Segunda chance
O tempo não pára |
Quando eu era criança minha mãe
costumava cantarolar todo dia as mesmas canções e, de fato, até hoje ela faz
isso de forma meio inconsciente, enquanto cozinha ou lava louças. Me recordo de
uma música em especial que dizia “Felicidade não existe. O que existe na vida
são momentos felizes” e eu fiquei pensando hoje como essa frase ganhou sentido
pra mim depois de alguns anos. Há alguns dias morreu Steve Jobs e deixou um lindo discurso em que mencionou “a morte é provavelmente a melhor
invenção da vida, é o agente de mudança da vida”... e eu achei uma das declarações mais fantásticas de todos
os tempos.
Há muito eu queria escrever sobre
essa coisa aparentemente inexplicável que surge dentro de mim cada vez que me
sinto sozinha no mundo. A sensação que domina minha mente entre o ponto de ônibus
e o trabalho, entre um ou outro comentário, entre cada colherada de comida que
coloco na boca no horário do almoço, na observação de cada pessoa que passa, na
solidão da minha percepção, no sorriso forçado, na saudade de casa, no meu
jeito insuficiente, no medo do futuro e do passado.

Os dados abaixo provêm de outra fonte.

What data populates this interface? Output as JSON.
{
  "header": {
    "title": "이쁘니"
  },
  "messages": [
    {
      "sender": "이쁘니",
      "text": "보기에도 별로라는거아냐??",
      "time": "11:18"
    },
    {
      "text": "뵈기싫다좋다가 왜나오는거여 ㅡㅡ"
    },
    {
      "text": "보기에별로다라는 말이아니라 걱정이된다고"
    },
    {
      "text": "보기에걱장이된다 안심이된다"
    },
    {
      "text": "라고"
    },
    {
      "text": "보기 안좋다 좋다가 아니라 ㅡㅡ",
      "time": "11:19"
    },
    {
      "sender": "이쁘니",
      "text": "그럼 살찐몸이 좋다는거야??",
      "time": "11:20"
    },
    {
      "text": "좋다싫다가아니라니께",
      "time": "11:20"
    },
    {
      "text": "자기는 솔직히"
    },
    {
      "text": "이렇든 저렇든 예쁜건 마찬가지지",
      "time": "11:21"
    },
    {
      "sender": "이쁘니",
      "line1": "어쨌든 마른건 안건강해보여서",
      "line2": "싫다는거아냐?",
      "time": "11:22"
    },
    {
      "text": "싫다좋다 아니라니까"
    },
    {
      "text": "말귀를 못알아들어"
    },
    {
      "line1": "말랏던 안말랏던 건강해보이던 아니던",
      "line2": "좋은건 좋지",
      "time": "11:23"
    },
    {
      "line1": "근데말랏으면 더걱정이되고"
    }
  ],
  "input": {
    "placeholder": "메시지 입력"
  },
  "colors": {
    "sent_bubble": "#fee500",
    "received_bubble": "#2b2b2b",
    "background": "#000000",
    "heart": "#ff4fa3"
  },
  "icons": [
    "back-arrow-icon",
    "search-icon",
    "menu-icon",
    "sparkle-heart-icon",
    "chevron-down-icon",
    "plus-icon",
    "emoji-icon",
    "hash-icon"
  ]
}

Eu já escrevi sobre a vida
dupla sugerida pelo Dexter, sobre o mundo e suas coisas complicadas, sobre
saudade, sobre tantas coisas que juntas acabam dizendo muito mais do que eu
provavelmente conseguirei expressar nesse texto de agora, mas ainda sinto que
não deixei o meu legado.
A gente cresce de repente, achando
que a felicidade é uma coisa alcançável e que um dia a luta acaba, que ser
bonita como a modelo na capa da revista, que ter dinheiro suficiente para sair
ou ter um celular novo é a chave para a satisfação de todas as nossas
necessidades, mas a verdade entre as duas frases que citei no primeiro
parágrafo é que a felicidade realmente
não existe, não é algo que se alcance e se guarde dentro do guarda-roupas
como o presente de fim de ano que ninguém pode tocar para não quebrar, é uma conquista sem fim, pois não se
mantém constante e nem pode ser qualificada pela quantidade de aquisições no
decorrer de um mês ou de um ano e nem sempre corresponde ao que esperávamos. A
felicidade não tem um rosto, uma forma, uma receita. Faltava pra mim (até hoje)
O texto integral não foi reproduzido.